Description:
Communications can be monitored, controlled, and protected at boundary components and by restricting or prohibiting interfaces in organizational systems. Boundary components include gateways, routers, firewalls, guards, network-based malicious code analysis and virtualization systems, or encrypted tunnels implemented within a system security architecture (e.g., routers protecting firewalls or application gateways residing on protected subnetworks). Restricting or prohibiting interfaces in organizational systems includes restricting external web communications traffic to designated web servers within managed interfaces and prohibiting external traffic that appears to be spoofing internal addresses. Organizations consider the shared nature of commercial telecommunications services in the implementation of security requirements associated with the use of such services. Commercial telecommunications services are commonly based on network components and consolidated management systems shared by all attached commercial customers and may also include third party-provided access lines and other service elements. Such transmission services may represent sources of increased risk despite contract security provisions. [SP 800-4] provides guidance on firewalls and firewall policy. [SP 800-25B] provides guidance on security for virtualization technologies.
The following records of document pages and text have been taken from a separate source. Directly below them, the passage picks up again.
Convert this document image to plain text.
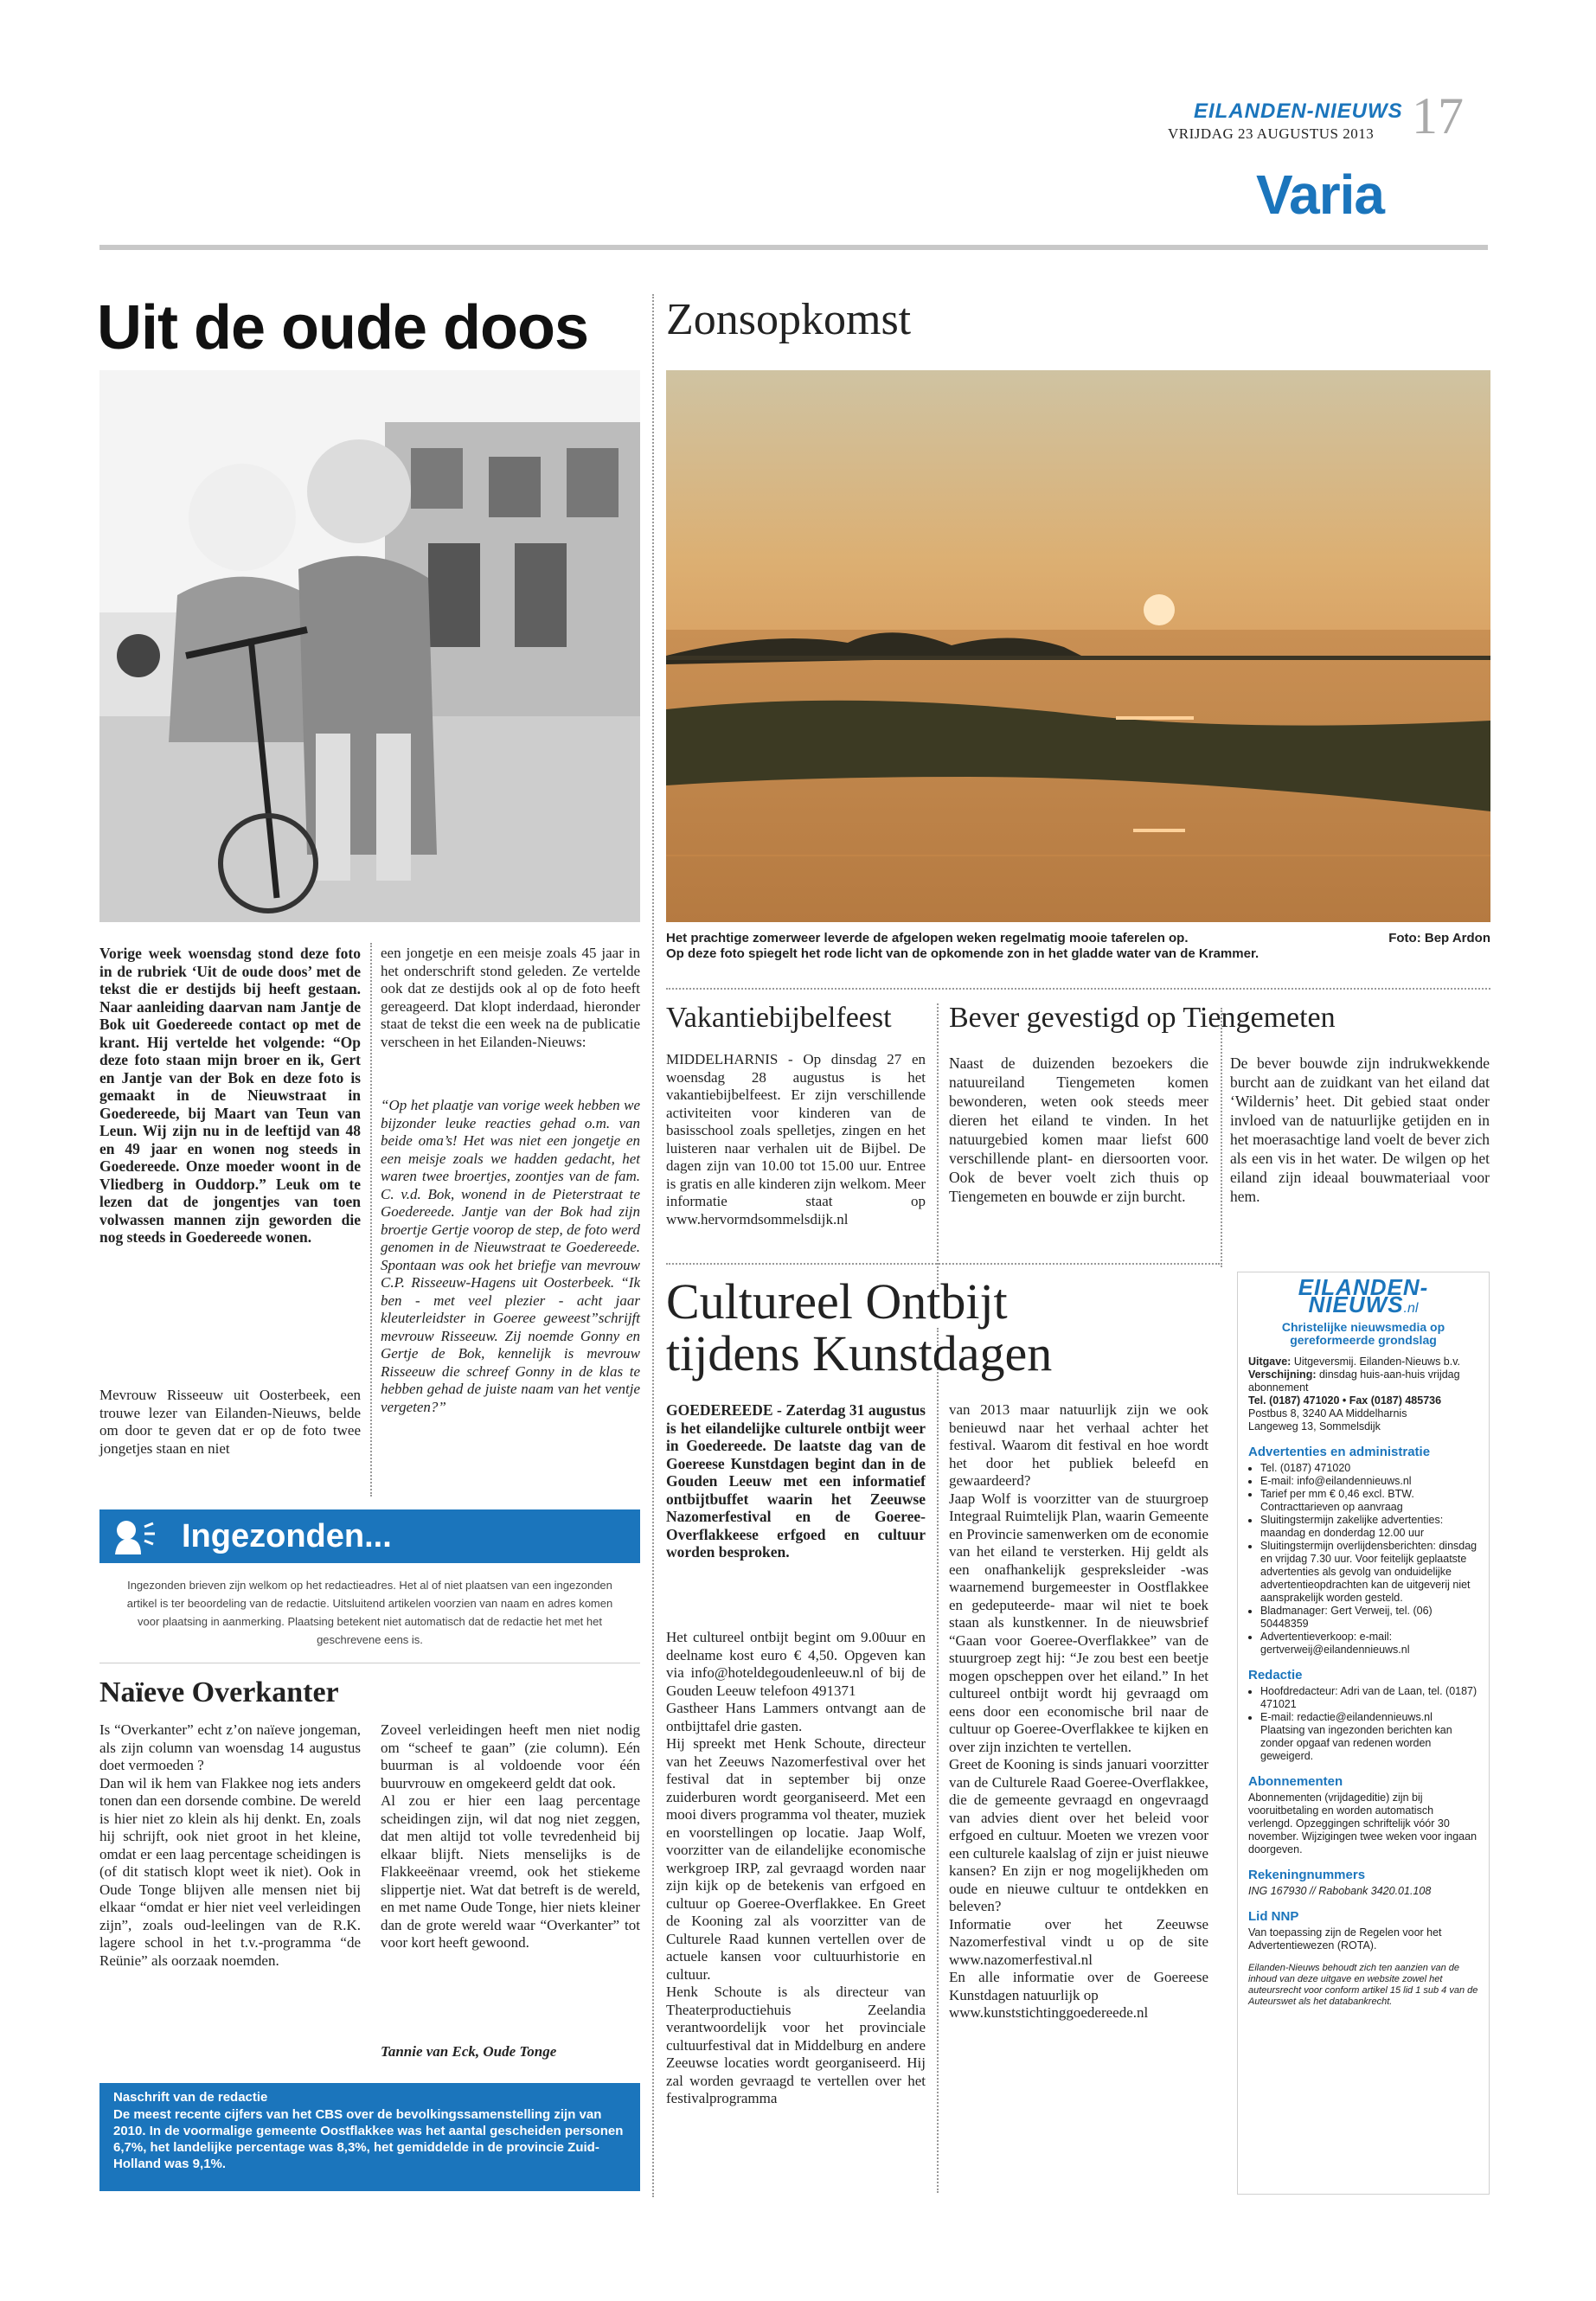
EILANDEN-NIEUWS
VRIJDAG 23 AUGUSTUS 2013 17
Varia
Uit de oude doos
Vorige week woensdag stond deze foto in de rubriek ‘Uit de oude doos’ met de tekst die er destijds bij heeft gestaan. Naar aanleiding daarvan nam Jantje de Bok uit Goedereede contact op met de krant. Hij vertelde het volgende: “Op deze foto staan mijn broer en ik, Gert en Jantje van der Bok en deze foto is gemaakt in de Nieuwstraat in Goedereede, bij Maart van Teun van Leun. Wij zijn nu in de leeftijd van 48 en 49 jaar en wonen nog steeds in Goedereede. Onze moeder woont in de Vliedberg in Ouddorp.” Leuk om te lezen dat de jongentjes van toen volwassen mannen zijn geworden die nog steeds in Goedereede wonen.
Mevrouw Risseeuw uit Oosterbeek, een trouwe lezer van Eilanden-Nieuws, belde om door te geven dat er op de foto twee jongetjes staan en niet
een jongetje en een meisje zoals 45 jaar in het onderschrift stond geleden. Ze vertelde ook dat ze destijds ook al op de foto heeft gereageerd. Dat klopt inderdaad, hieronder staat de tekst die een week na de publicatie verscheen in het Eilanden-Nieuws:
“Op het plaatje van vorige week hebben we bijzonder leuke reacties gehad o.m. van beide oma’s! Het was niet een jongetje en een meisje zoals we hadden gedacht, het waren twee broertjes, zoontjes van de fam. C. v.d. Bok, wonend in de Pieterstraat te Goedereede. Jantje van der Bok had zijn broertje Gertje voorop de step, de foto werd genomen in de Nieuwstraat te Goedereede. Spontaan was ook het briefje van mevrouw C.P. Risseeuw-Hagens uit Oosterbeek. “Ik ben - met veel plezier - acht jaar kleuterleidster in Goeree geweest”schrijft mevrouw Risseeuw. Zij noemde Gonny en Gertje de Bok, kennelijk is mevrouw Risseeuw die schreef Gonny in de klas te hebben gehad de juiste naam van het ventje vergeten?”
Zonsopkomst
Het prachtige zomerweer leverde de afgelopen weken regelmatig mooie taferelen op.
Op deze foto spiegelt het rode licht van de opkomende zon in het gladde water van de Krammer.
Foto: Bep Ardon
Vakantiebijbelfeest
MIDDELHARNIS - Op dinsdag 27 en woensdag 28 augustus is het vakantiebijbelfeest. Er zijn verschillende activiteiten voor kinderen van de basisschool zoals spelletjes, zingen en het luisteren naar verhalen uit de Bijbel. De dagen zijn van 10.00 tot 15.00 uur. Entree is gratis en alle kinderen zijn welkom. Meer informatie staat op www.hervormdsommelsdijk.nl
Bever gevestigd op Tiengemeten
Naast de duizenden bezoekers die natuureiland Tiengemeten komen bewonderen, weten ook steeds meer dieren het eiland te vinden. In het natuurgebied komen maar liefst 600 verschillende plant- en diersoorten voor. Ook de bever voelt zich thuis op Tiengemeten en bouwde er zijn burcht.
De bever bouwde zijn indrukwekkende burcht aan de zuidkant van het eiland dat ‘Wildernis’ heet. Dit gebied staat onder invloed van de natuurlijke getijden en in het moerasachtige land voelt de bever zich als een vis in het water. De wilgen op het eiland zijn ideaal bouwmateriaal voor hem.
Cultureel Ontbijt
tijdens Kunstdagen
GOEDEREEDE - Zaterdag 31 augustus is het eilandelijke culturele ontbijt weer in Goedereede. De laatste dag van de Goereese Kunstdagen begint dan in de Gouden Leeuw met een informatief ontbijtbuffet waarin het Zeeuwse Nazomerfestival en de Goeree-Overflakkeese erfgoed en cultuur worden besproken.
Het cultureel ontbijt begint om 9.00uur en deelname kost euro € 4,50. Opgeven kan via info@hoteldegoudenleeuw.nl of bij de Gouden Leeuw telefoon 491371
Gastheer Hans Lammers ontvangt aan de ontbijttafel drie gasten.
Hij spreekt met Henk Schoute, directeur van het Zeeuws Nazomerfestival over het festival dat in september bij onze zuiderburen wordt georganiseerd. Met een mooi divers programma vol theater, muziek en voorstellingen op locatie. Jaap Wolf, voorzitter van de eilandelijke economische werkgroep IRP, zal gevraagd worden naar zijn kijk op de betekenis van erfgoed en cultuur op Goeree-Overflakkee. En Greet de Kooning zal als voorzitter van de Culturele Raad kunnen vertellen over de actuele kansen voor cultuurhistorie en cultuur.
Henk Schoute is als directeur van Theaterproductiehuis Zeelandia verantwoordelijk voor het provinciale cultuurfestival dat in Middelburg en andere Zeeuwse locaties wordt georganiseerd. Hij zal worden gevraagd te vertellen over het festivalprogramma
van 2013 maar natuurlijk zijn we ook benieuwd naar het verhaal achter het festival. Waarom dit festival en hoe wordt het door het publiek beleefd en gewaardeerd?
Jaap Wolf is voorzitter van de stuurgroep Integraal Ruimtelijk Plan, waarin Gemeente en Provincie samenwerken om de economie van het eiland te versterken. Hij geldt als een onafhankelijk gespreksleider -was waarnemend burgemeester in Oostflakkee en gedeputeerde- maar wil niet te boek staan als kunstkenner. In de nieuwsbrief “Gaan voor Goeree-Overflakkee” van de stuurgroep zegt hij: “Je zou best een beetje mogen opscheppen over het eiland.” In het cultureel ontbijt wordt hij gevraagd om eens door een economische bril naar de cultuur op Goeree-Overflakkee te kijken en over zijn inzichten te vertellen.
Greet de Kooning is sinds januari voorzitter van de Culturele Raad Goeree-Overflakkee, die de gemeente gevraagd en ongevraagd van advies dient over het beleid voor erfgoed en cultuur. Moeten we vrezen voor een culturele kaalslag of zijn er juist nieuwe kansen? En zijn er nog mogelijkheden om oude en nieuwe cultuur te ontdekken en beleven?
Informatie over het Zeeuwse Nazomerfestival vindt u op de site www.nazomerfestival.nl
En alle informatie over de Goereese Kunstdagen natuurlijk op
www.kunststichtinggoedereede.nl
EILANDEN-NIEUWS.nl
Christelijke nieuwsmedia op gereformeerde grondslag
Uitgave: Uitgeversmij. Eilanden-Nieuws b.v.
Verschijning: dinsdag huis-aan-huis vrijdag abonnement
Tel. (0187) 471020 • Fax (0187) 485736
Postbus 8, 3240 AA Middelharnis
Langeweg 13, Sommelsdijk
Advertenties en administratie
• Tel. (0187) 471020
• E-mail: info@eilandennieuws.nl
• Tarief per mm € 0,46 excl. BTW. Contracttarieven op aanvraag
• Sluitingstermijn zakelijke advertenties: maandag en donderdag 12.00 uur
• Sluitingstermijn overlijdensberichten: dinsdag en vrijdag 7.30 uur. Voor feitelijk geplaatste advertenties als gevolg van onduidelijke advertentieopdrachten kan de uitgeverij niet aansprakelijk worden gesteld.
• Bladmanager: Gert Verweij, tel. (06) 50448359
• Advertentieverkoop: e-mail: gertverweij@eilandennieuws.nl
Redactie
• Hoofdredacteur: Adri van de Laan, tel. (0187) 471021
• E-mail: redactie@eilandennieuws.nl Plaatsing van ingezonden berichten kan zonder opgaaf van redenen worden geweigerd.
Abonnementen
Abonnementen (vrijdageditie) zijn bij vooruitbetaling en worden automatisch verlengd. Opzeggingen schriftelijk vóór 30 november. Wijzigingen twee weken voor ingaan doorgeven.
Rekeningnummers
ING 167930 // Rabobank 3420.01.108
Lid NNP
Van toepassing zijn de Regelen voor het Advertentiewezen (ROTA).
Eilanden-Nieuws behoudt zich ten aanzien van de inhoud van deze uitgave en website zowel het auteursrecht voor conform artikel 15 lid 1 sub 4 van de Auteurswet als het databankrecht.
Ingezonden...
Ingezonden brieven zijn welkom op het redactieadres. Het al of niet plaatsen van een ingezonden artikel is ter beoordeling van de redactie. Uitsluitend artikelen voorzien van naam en adres komen voor plaatsing in aanmerking. Plaatsing betekent niet automatisch dat de redactie het met het geschrevene eens is.
Naïeve Overkanter
Is “Overkanter” echt z’on naïeve jongeman, als zijn column van woensdag 14 augustus doet vermoeden ?
Dan wil ik hem van Flakkee nog iets anders tonen dan een dorsende combine. De wereld is hier niet zo klein als hij denkt. En, zoals hij schrijft, ook niet groot in het kleine, omdat er een laag percentage scheidingen is (of dit statisch klopt weet ik niet). Ook in Oude Tonge blijven alle mensen niet bij elkaar “omdat er hier niet veel verleidingen zijn”, zoals oud-leelingen van de R.K. lagere school in het t.v.-programma “de Reünie” als oorzaak noemden.
Zoveel verleidingen heeft men niet nodig om “scheef te gaan” (zie column). Eén buurman is al voldoende voor één buurvrouw en omgekeerd geldt dat ook.
Al zou er hier een laag percentage scheidingen zijn, wil dat nog niet zeggen, dat men altijd tot volle tevredenheid bij elkaar blijft. Niets menselijks is de Flakkeeënaar vreemd, ook het stiekeme slippertje niet. Wat dat betreft is de wereld, en met name Oude Tonge, hier niets kleiner dan de grote wereld waar “Overkanter” tot voor kort heeft gewoond.
Tannie van Eck, Oude Tonge
Naschrift van de redactie
De meest recente cijfers van het CBS over de bevolkingssamenstelling zijn van 2010. In de voormalige gemeente Oostflakkee was het aantal gescheiden personen 6,7%, het landelijke percentage was 8,3%, het gemiddelde in de provincie Zuid-Holland was 9,1%.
[28] There is no prescribed format or specified level of detail for system security plans. However, organizations ensure that the required information in 3.2.is conveyed in those plans.
Priority: High
Category: Security Architecture
Services Associated with AWS:
- AWS Network Firewall, AWS VPC Traffic Mirroring, AWS Direct Connect, AWS WAF, AWS Shield
- AWS Security Groups, AWS Identity and Access Management (IAM), AWS WAF, AWS Shield
Objective Evidence:
- Administrative: documented policies, standards & procedures
- Administrative: supporting documentation to demonstrate how content filtering is governed
- Administrative: supporting documentation to demonstrate the "secure practices" used to build technology platform-specific secure baseline configurations
- Technical: screenshot of configuration settings
- Technical: screenshot of content filter settings
Possible Technology Considerations :
- Secure Baseline Configurations (SBC)
- IT Asset Management (ITAM)
- Configuration Management Database (CMDB)
- Content / DNS Filtering Solution
What needs to be answered :
Has the company identified network communications boundaries? Does the system monitor and manage communications at the system boundary and at key internal boundaries within the system? Do policies for managed interfaces such as gateways, routers, firewalls, VPNs, and company DMZs restrict external web traffic to only designated servers exist?
- Monitoring and Control of Communication at Boundaries
Description: This check ensures that communications are monitored, controlled, and protected at the external boundaries and key internal boundaries of organizational systems. This includes the use of boundary components such as gateways, routers, firewalls, and encrypted tunnels. - Restricting and Prohibiting Interfaces in Organizational Systems
Description: This check verifies that interfaces in organizational systems are restricted or prohibited as necessary. This could include restricting external web communications traffic to designated web servers and prohibiting external traffic that appears to be spoofing internal addresses. - Consideration of Commercial Telecommunications Services in Security Implementation
Description: This check confirms that organizations consider the shared nature of commercial telecommunications services in the implementation of security requirements. Despite contract security provisions, such services can represent sources of increased risk.
Related AWS Service: AWS Direct Connect, AWS Transit Gateway, AWS VPN
More Details:
Company systems monitored at internal and external communication boundaries.